3 out of 5
A comic that gets in its own way.
Park ranger Ryoko finds American Portia in the famed Aokigahara forest (the Suicide forest) after a failed suicide attempt; Ryoko is familiar with the call of the spirits of the place… but Portia sees and feels something much different, and much more alluring. Ryoko finds herself putting up Portia in her home, wondering whether it’s better to forcefully prevent her from re-mingling with the forest ghouls, or to let her go her own way…
Writer Desiree Bressend plots a somber and muted contemplation on responsibility: What Ryoko owes this stranger; what she owes herself; what she owes her past. Brilliant hatched, moody and murky artwork from Ruben Gil, following a (relative) good and evil blue / red color scheme, is the best match possible for this kind of tale, and the interconnecting covers from Toni Fejzula – also using the color scheme – again serve to elevate this, tonally, above standard horror comic fare.

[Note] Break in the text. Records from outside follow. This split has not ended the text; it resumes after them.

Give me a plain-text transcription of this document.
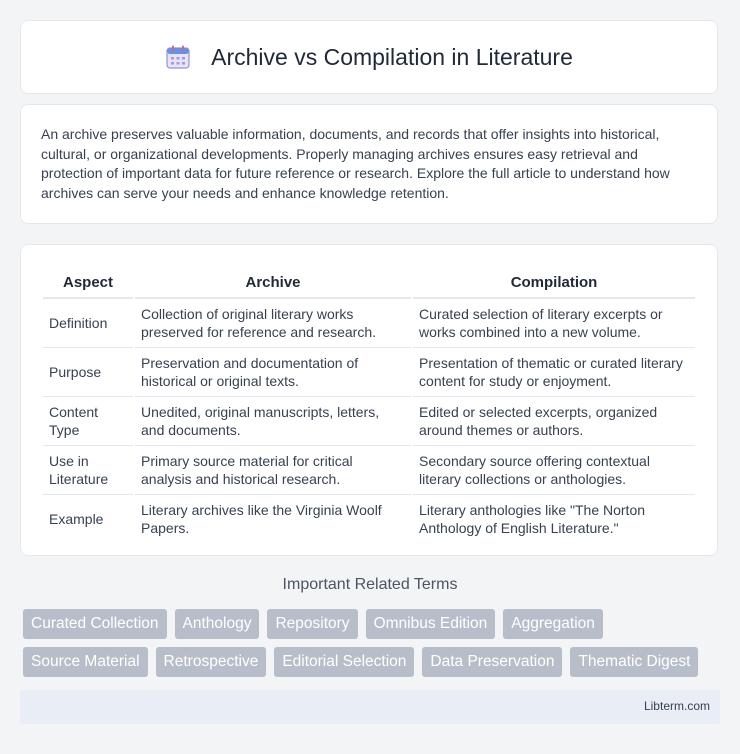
Archive vs Compilation in Literature

An archive preserves valuable information, documents, and records that offer insights into historical, cultural, or organizational developments. Properly managing archives ensures easy retrieval and protection of important data for future reference or research. Explore the full article to understand how archives can serve your needs and enhance knowledge retention.

Aspect	Archive	Compilation
Definition	Collection of original literary works preserved for reference and research.	Curated selection of literary excerpts or works combined into a new volume.
Purpose	Preservation and documentation of historical or original texts.	Presentation of thematic or curated literary content for study or enjoyment.
Content Type	Unedited, original manuscripts, letters, and documents.	Edited or selected excerpts, organized around themes or authors.
Use in Literature	Primary source material for critical analysis and historical research.	Secondary source offering contextual literary collections or anthologies.
Example	Literary archives like the Virginia Woolf Papers.	Literary anthologies like "The Norton Anthology of English Literature."
Important Related Terms
Curated Collection	Anthology	Repository	Omnibus Edition	Aggregation
Source Material	Retrospective	Editorial Selection	Data Preservation	Thematic Digest
Libterm.com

Unfortunately, the writing is a bit too tepid, and focused on theme, to develop its characters, making the time Ryoko puts into Portia, and her emotional investment, never really land, and Gil stretches panel convention perhaps a bit too far to follow on occasion, and the limited color palette makes it hard to discern exactly what’s occurring when the script requires cuts back and forth between present and modern day. And disappointingly, while we get some good glimpses of creepy forest dwellers, it’s too little; it’s a drama masquerading as a horror book. Which would be fine if the drama was as manipulative and hard-hitting as its pacing and tone suggests it should be.
The non-El Torres writers for Amigo usually have a hard time matching the head honchos abilities; Bressend and Gil deliver, overall, a compelling read, and one that’s gorgeously designed, making the time spent between the covers worthwhile even if the overall impact of the story is nil.